BACKGROUND: Insufficient platelet inhibition is associated with an increased cardiovascular risk in up to 30% of patients taking regular doses of aspirin. We describe an assay to study aspirin responsiveness. METHODS: We performed impedance aggregometry on diluted whole blood with 1 mg/L collagen and 0.5 mmol/L arachidonic acid (AA). We measured thromboxane B(2) (TXB(2)) by RIA. We examined 66 healthy control individuals, 144 aspirin users with stable coronary artery disease (CAD), and 245 CAD patients treated with aspirin and clopidogrel. Nonresponsive samples were incubated with excess DL-lysinmonoacetylsalicylic acid. RESULTS: Assay imprecision (CV) was 9.8% and 8.2% at mean (SD) 6-min impedance of 13.7 (2.8) Omega and 13.6 (2.3) Omega for collagen and AA, respectively.
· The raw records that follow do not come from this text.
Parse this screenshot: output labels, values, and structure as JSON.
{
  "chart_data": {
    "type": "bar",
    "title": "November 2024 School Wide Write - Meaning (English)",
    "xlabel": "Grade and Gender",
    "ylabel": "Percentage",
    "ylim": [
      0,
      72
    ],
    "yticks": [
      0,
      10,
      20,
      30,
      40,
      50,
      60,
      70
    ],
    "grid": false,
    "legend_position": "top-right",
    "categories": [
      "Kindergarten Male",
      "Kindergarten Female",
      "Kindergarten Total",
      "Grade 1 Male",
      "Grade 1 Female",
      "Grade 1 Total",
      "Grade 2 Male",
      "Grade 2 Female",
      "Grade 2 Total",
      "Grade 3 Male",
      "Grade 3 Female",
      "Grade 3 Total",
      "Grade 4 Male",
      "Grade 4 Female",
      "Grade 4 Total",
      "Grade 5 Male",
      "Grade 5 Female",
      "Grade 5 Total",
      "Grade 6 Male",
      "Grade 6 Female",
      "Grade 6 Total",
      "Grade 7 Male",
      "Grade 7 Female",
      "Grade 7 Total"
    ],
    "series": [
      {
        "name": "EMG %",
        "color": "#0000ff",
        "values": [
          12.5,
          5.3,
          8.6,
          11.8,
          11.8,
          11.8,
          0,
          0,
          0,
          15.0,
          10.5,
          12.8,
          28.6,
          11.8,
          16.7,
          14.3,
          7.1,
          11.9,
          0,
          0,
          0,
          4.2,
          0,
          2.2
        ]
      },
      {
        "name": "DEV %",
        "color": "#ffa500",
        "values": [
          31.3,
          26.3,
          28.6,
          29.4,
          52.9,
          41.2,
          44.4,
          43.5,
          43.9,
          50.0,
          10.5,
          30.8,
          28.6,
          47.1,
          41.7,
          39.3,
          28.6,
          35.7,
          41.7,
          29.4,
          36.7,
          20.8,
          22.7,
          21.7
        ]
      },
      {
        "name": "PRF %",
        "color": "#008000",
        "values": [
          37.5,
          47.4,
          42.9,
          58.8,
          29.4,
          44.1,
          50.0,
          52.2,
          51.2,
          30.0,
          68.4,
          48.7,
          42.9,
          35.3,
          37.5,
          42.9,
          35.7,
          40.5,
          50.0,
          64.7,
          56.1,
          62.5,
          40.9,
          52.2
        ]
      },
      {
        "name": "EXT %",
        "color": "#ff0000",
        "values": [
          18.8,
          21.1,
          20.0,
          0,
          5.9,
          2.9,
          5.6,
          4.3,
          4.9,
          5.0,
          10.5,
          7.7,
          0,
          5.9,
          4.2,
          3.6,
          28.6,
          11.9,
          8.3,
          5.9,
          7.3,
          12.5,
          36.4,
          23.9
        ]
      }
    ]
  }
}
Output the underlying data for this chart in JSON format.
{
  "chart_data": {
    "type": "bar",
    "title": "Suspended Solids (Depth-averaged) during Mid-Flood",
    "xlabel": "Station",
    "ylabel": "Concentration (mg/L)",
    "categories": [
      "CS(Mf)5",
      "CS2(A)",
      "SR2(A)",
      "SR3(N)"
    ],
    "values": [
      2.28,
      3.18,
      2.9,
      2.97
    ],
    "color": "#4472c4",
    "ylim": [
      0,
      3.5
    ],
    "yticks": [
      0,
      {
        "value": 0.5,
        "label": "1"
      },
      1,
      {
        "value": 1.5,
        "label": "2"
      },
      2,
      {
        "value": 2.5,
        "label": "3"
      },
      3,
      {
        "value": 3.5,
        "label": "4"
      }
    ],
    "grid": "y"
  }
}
Collagen induced stronger aggregation (P = 0.0199) in women [n = 28, 14.6 (2.4) Omega] than in men [n = 38, 13.1 (2.9) Omega], even after sample incubation with 0.1 mmol/L acetylsalicylic acid (ASA) or 1 micromol/L terbogrel, a combined inhibitor of thromboxane synthase and receptors. The sex association persisted in aspirin users, but not if clopidogrel was also taken. A 6-min impedance >8 Omega with collagen (mean - 2 SD of the controls) was taken as evidence of nonresponsiveness, particularly if incubation with ASA did not inhibit aggregation further (>2 Omega). Compared with AA, collagen identified more nonresponsive samples among aspirin users (15%) and CAD patients who also received clopidogrel (10%). Incubation with ASA improved inhibition of aggregation in 70% of samples and consistently reduced TXB(2) formation during aggregation. CONCLUSIONS: Impedance aggregometry may prove useful to study aspirin responsiveness, and incubation with ASA may help to identify nonresponders and classify resistance.